Cathay Pacific had its first unprofitable year since the 1998 financial crisis after booking a HK$7.6 billion paper loss from fuel hedging. British Airways Plc and Delta Air Lines Inc., the world’s largest carrier, have also reported losses as business and leisure travelers pare flights amid a global recession and rising job concerns.
“It will take at least three years for travel demand to come back as the global economy recovers,” said Winson Fong, who helps manage $2 billion at SG Asset Management H.K. Ltd. “Things don’t look too optimistic, but, hopefully, they can make a small profit in 2009.”

Fuel Hedging
Cathay Pacific, China Eastern Airlines Corp. and Air China Ltd. have all reported hedging losses after locking in fuel prices at higher than current rates. Fuel prices have plunged 74 percent from a record in Singapore trading in line with slumping oil prices.
This year, the carrier’s paper fuel-hedging losses totaled HK$1.9 billion as of the end of February, it said. The contracts cover fuel purchases up to 2011, it said in January. The airline may recoup some of the paper losses if fuel prices rise again.
Cathay Pacific has curbed capacity growth, offered staff unpaid leave and delayed a new cargo terminal in Hong Kong by two years to mid-2013 on waning demand. It also scrapped its final dividend.

The airline, controlled by Swire Pacific Ltd., rose 2.1 percent to HK$7.15 at the 12:30 p.m. trading break. The carrier slumped 57 percent last year.
Spending on jet fuel jumped 92 percent last year to HK$47.3 billion, the airline said. The carrier and its Hong Kong Dragon Airlines Ltd. unit carried 25 million passengers last year, a 7.3 percent increase.

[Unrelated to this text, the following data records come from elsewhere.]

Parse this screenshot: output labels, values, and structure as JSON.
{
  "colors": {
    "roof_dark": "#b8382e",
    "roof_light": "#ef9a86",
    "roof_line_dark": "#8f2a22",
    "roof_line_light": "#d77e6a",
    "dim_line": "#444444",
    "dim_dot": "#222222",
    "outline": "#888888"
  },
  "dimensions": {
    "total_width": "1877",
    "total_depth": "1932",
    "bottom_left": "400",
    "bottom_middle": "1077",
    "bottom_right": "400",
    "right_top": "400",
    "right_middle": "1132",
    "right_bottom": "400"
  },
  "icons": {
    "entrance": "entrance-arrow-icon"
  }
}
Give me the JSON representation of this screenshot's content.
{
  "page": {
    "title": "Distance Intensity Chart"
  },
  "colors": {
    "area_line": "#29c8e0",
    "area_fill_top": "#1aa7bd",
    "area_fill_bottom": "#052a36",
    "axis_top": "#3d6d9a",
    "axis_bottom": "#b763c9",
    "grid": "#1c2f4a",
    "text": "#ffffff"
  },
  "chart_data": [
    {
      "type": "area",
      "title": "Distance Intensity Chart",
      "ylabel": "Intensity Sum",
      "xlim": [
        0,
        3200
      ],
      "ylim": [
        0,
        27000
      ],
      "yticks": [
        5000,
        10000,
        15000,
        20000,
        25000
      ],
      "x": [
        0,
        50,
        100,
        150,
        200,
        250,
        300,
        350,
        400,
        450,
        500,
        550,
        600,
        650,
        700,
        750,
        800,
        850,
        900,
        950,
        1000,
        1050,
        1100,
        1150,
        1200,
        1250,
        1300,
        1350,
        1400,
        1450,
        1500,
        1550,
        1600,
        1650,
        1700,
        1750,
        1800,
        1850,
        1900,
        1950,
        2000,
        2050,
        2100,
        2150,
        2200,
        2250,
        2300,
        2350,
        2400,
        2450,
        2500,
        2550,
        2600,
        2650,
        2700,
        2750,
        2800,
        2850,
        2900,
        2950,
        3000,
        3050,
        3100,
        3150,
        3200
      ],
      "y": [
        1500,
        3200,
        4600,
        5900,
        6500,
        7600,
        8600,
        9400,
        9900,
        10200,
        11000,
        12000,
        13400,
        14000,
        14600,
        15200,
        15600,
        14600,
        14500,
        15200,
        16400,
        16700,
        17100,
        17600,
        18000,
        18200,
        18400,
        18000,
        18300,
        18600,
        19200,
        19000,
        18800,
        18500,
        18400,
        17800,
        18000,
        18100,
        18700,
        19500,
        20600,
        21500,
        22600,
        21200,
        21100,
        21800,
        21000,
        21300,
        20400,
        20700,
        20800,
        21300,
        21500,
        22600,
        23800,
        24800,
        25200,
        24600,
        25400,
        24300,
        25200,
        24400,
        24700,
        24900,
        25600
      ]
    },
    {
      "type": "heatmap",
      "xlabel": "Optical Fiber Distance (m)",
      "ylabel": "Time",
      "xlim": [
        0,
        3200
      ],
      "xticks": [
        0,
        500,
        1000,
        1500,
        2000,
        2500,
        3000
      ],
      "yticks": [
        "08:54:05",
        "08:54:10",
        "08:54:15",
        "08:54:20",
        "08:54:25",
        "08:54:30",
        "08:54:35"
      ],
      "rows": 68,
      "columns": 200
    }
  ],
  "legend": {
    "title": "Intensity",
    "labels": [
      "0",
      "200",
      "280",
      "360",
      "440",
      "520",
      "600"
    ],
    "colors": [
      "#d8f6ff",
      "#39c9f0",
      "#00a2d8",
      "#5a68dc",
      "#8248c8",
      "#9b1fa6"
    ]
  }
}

Cargo volume fell 1.6 percent to 1.65 million tons.
Airlines worldwide lost as much as $8 billion last year because of the recession and fuel-hedging losses, the International Air Transport Association said on March 2. The industry may lose as much $2.5 billion this year as traffic declines, with carriers in the Asia-Pacific region accounting for almost half of the losses, it added.
“The current deterioration in demand for air travel is driving a major earnings crisis,” Merrill Lynch & Co. analysts Paul Dewberry and Hou Ying Ying said in a March 6 note to clients.
Cathay Pacific may make a HK$696 million profit this year, according to the median of seven analyst estimates complied by Bloomberg.